Sir Syed Ahmed Khan, back in 20th-Century, tried to model his magazines and newspapers on the lines of ‘The Tatler’ and ‘The Spectator'( Magazines). Many contemporary Urdu writers were inspired by its style and content. Besides, it also exerted a lot of influence on Urdu humorists. Mehfooz Ali Badayuni was one of them.
It is often said that the British have a sense of humour based on understatement, irony and sarcasm. But Urdu literature is known for overstatement and hyperbole. Urdu humour is not an exception. In fact, in the beginning, Urdu’s humour was largely coarse and some of the writings of Jafer Zatalli, the poet and prose writer credited with pioneering humour in Urdu, are boorish and others downright vulgar. Later, Oudh Punch, a humour magazine launched from Lucknow in 1877, did raise the standard quite a bit but was at times pejorative and a far cry from the subtleties of English humour. In those days too, much of Urdu humour consisted of hyperbole or situational comedy.
Mehfooz Ali Badayuni was one such humorist in whose writings one can find humour in all seriousness. Yes, humour is a business all too serious. Satirising the government may have grave repercussions: Jafer Zatalli was put to death for composing a couplet spoofing Farrukhsiyar, the then-ruler. Zafar Ali Khan was banished from Hyderabad (Deccan) for writing ‘Walker Nama’, a poem lampooning the state revenue secretary Mr Walker. Ibrahim Jalees was imprisoned for mocking the infamous Public Safety Ordinance. Criticising society has its fallout. But sagacious humorists criticise society and yet society laughs with them.
Mehfooz Ali Badayuni, according to Rasheed Ahmed Siddiqi, was one of the humorists who drove Urdu humour away from pejorative and coarse style peculiar to Punch magazines (that had mushroomed during those days) and introduced the kind of sober humour that ‘The Spectator’ was known for.

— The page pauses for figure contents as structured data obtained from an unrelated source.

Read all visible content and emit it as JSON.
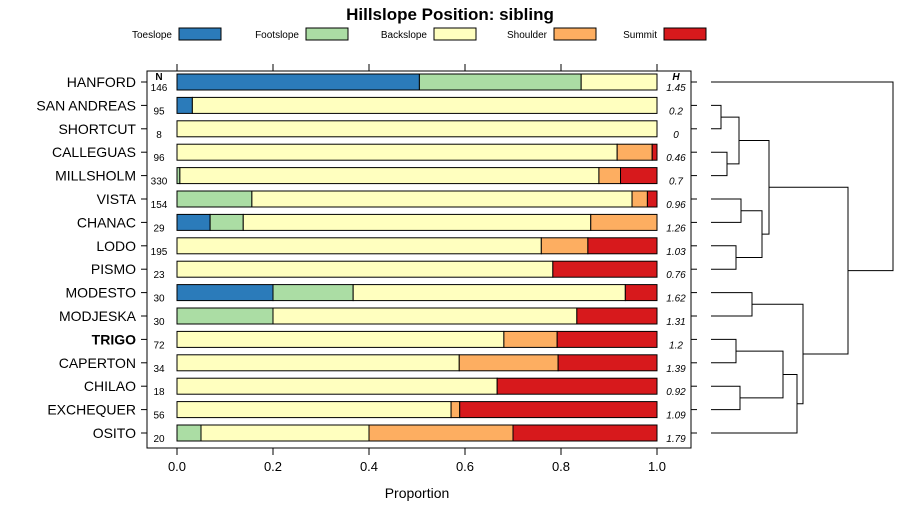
{
  "chart_data": {
    "type": "bar",
    "stacked": true,
    "orientation": "horizontal",
    "title": "Hillslope Position: sibling",
    "xlabel": "Proportion",
    "xlim": [
      0,
      1
    ],
    "xticks": [
      "0.0",
      "0.2",
      "0.4",
      "0.6",
      "0.8",
      "1.0"
    ],
    "n_header": "N",
    "h_header": "H",
    "legend_position": "top",
    "series": [
      {
        "name": "Toeslope",
        "color": "#2b7bba"
      },
      {
        "name": "Footslope",
        "color": "#abdda4"
      },
      {
        "name": "Backslope",
        "color": "#ffffbf"
      },
      {
        "name": "Shoulder",
        "color": "#fdae61"
      },
      {
        "name": "Summit",
        "color": "#d7191c"
      }
    ],
    "rows": [
      {
        "name": "HANFORD",
        "n": "146",
        "h": "1.45",
        "bold": false,
        "values": [
          0.505,
          0.337,
          0.158,
          0.0,
          0.0
        ]
      },
      {
        "name": "SAN ANDREAS",
        "n": "95",
        "h": "0.2",
        "bold": false,
        "values": [
          0.032,
          0.0,
          0.968,
          0.0,
          0.0
        ]
      },
      {
        "name": "SHORTCUT",
        "n": "8",
        "h": "0",
        "bold": false,
        "values": [
          0.0,
          0.0,
          1.0,
          0.0,
          0.0
        ]
      },
      {
        "name": "CALLEGUAS",
        "n": "96",
        "h": "0.46",
        "bold": false,
        "values": [
          0.0,
          0.0,
          0.917,
          0.073,
          0.01
        ]
      },
      {
        "name": "MILLSHOLM",
        "n": "330",
        "h": "0.7",
        "bold": false,
        "values": [
          0.0,
          0.006,
          0.873,
          0.045,
          0.076
        ]
      },
      {
        "name": "VISTA",
        "n": "154",
        "h": "0.96",
        "bold": false,
        "values": [
          0.0,
          0.156,
          0.792,
          0.032,
          0.02
        ]
      },
      {
        "name": "CHANAC",
        "n": "29",
        "h": "1.26",
        "bold": false,
        "values": [
          0.069,
          0.069,
          0.724,
          0.138,
          0.0
        ]
      },
      {
        "name": "LODO",
        "n": "195",
        "h": "1.03",
        "bold": false,
        "values": [
          0.0,
          0.0,
          0.759,
          0.097,
          0.144
        ]
      },
      {
        "name": "PISMO",
        "n": "23",
        "h": "0.76",
        "bold": false,
        "values": [
          0.0,
          0.0,
          0.783,
          0.0,
          0.217
        ]
      },
      {
        "name": "MODESTO",
        "n": "30",
        "h": "1.62",
        "bold": false,
        "values": [
          0.2,
          0.167,
          0.567,
          0.0,
          0.066
        ]
      },
      {
        "name": "MODJESKA",
        "n": "30",
        "h": "1.31",
        "bold": false,
        "values": [
          0.0,
          0.2,
          0.633,
          0.0,
          0.167
        ]
      },
      {
        "name": "TRIGO",
        "n": "72",
        "h": "1.2",
        "bold": true,
        "values": [
          0.0,
          0.0,
          0.681,
          0.111,
          0.208
        ]
      },
      {
        "name": "CAPERTON",
        "n": "34",
        "h": "1.39",
        "bold": false,
        "values": [
          0.0,
          0.0,
          0.588,
          0.206,
          0.206
        ]
      },
      {
        "name": "CHILAO",
        "n": "18",
        "h": "0.92",
        "bold": false,
        "values": [
          0.0,
          0.0,
          0.667,
          0.0,
          0.333
        ]
      },
      {
        "name": "EXCHEQUER",
        "n": "56",
        "h": "1.09",
        "bold": false,
        "values": [
          0.0,
          0.0,
          0.571,
          0.018,
          0.411
        ]
      },
      {
        "name": "OSITO",
        "n": "20",
        "h": "1.79",
        "bold": false,
        "values": [
          0.0,
          0.05,
          0.35,
          0.3,
          0.3
        ]
      }
    ]
  }
}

Yet, Mehfooz Ali has largely been forgotten and is rarely remembered these days.
Syed Mehfooz Ali Badayuni was born in Badayun (also spelt as Budaun) on May 8, 1870. In Bareilly, Maulana Muhammad Ali Jauhar and Maulana Shaukat Ali were his schoolmates. They were together again at Aligarh College. Mehfooz Sahib did his BA from Aligarh in 1895, the year when Moulvi Abdul Haq, Dr Ziauddin, and Maulana Zafar Ali Khan graduated from Aligarh College. In 1896, Mehfooz Sahib was appointed as an Assistant Judge in the State of Khairpur (Sindh) but resigned from the post in 1901. He did a brief stint as a translator in the princely state of Deccan and in 1904 was sent to Somaliland as a judge. In 1907, he came back to India and tried to start a business in Bombay (now Mumbai). The venture was a failure and he returned to Badayun where he had ancestral agricultural land. His ‘Africa Ka Musafir’ is reminiscent of the time he spent there.
Maulana Zafar Ali Khan and Maulana Muhammad Ali Jauhar were his close friends, so when the Khilafat Movement began Mehfooz Sahib took part in it and wrote many satirical and ironical pieces. He wrote pieces under several pen names such as Sham’a-e-be noor, Mulla-e-Soomali, Mulla Ali Katib Budhamui, Mulla Ali Aaq-e-Saqqal and some others. Some of his articles appeared in Hamdard, Naqeeb, Al-Nazir, Aligarh magazine and Deccan Review.
Mehfooz Ali used to write a satirical column ‘Tajahul-i-a’amiyana’ in Muhammad Ali Jauhar’s newspaper ‘Hamdard’. His ironic style soon made him very popular. In irony, the real meaning is exactly the opposite of that which is literally conveyed. Mehfooz Ali found this style very conducive whenever he wanted to comment on the political situation and Hindu-Muslim differences, which were surfacing quite powerfully during the first quarter of the 20th century — a period when numerous political and social movements had taken the subcontinent by storm.
Mehfooz Ali’s writings are a sort of historical record of the burning issues debated during those days, such as the slaughtering of cows by Muslims, unnecessary use of the English language by the natives, the honorific titles given to the locals by the British and the tussle between western and eastern cultures in India.
Mehfooz Ali Badayuni breathed his last in Badayun on October 20, 1943.
His writings were collected in 1956 under the title ‘Mazameen-e-Mehfooz Ali’. A second and fuller text appeared in 1974, entitled ‘Mazameen-o-Maqaalaat’. Both were published by Anjuman Tarqqi-e-Urdu.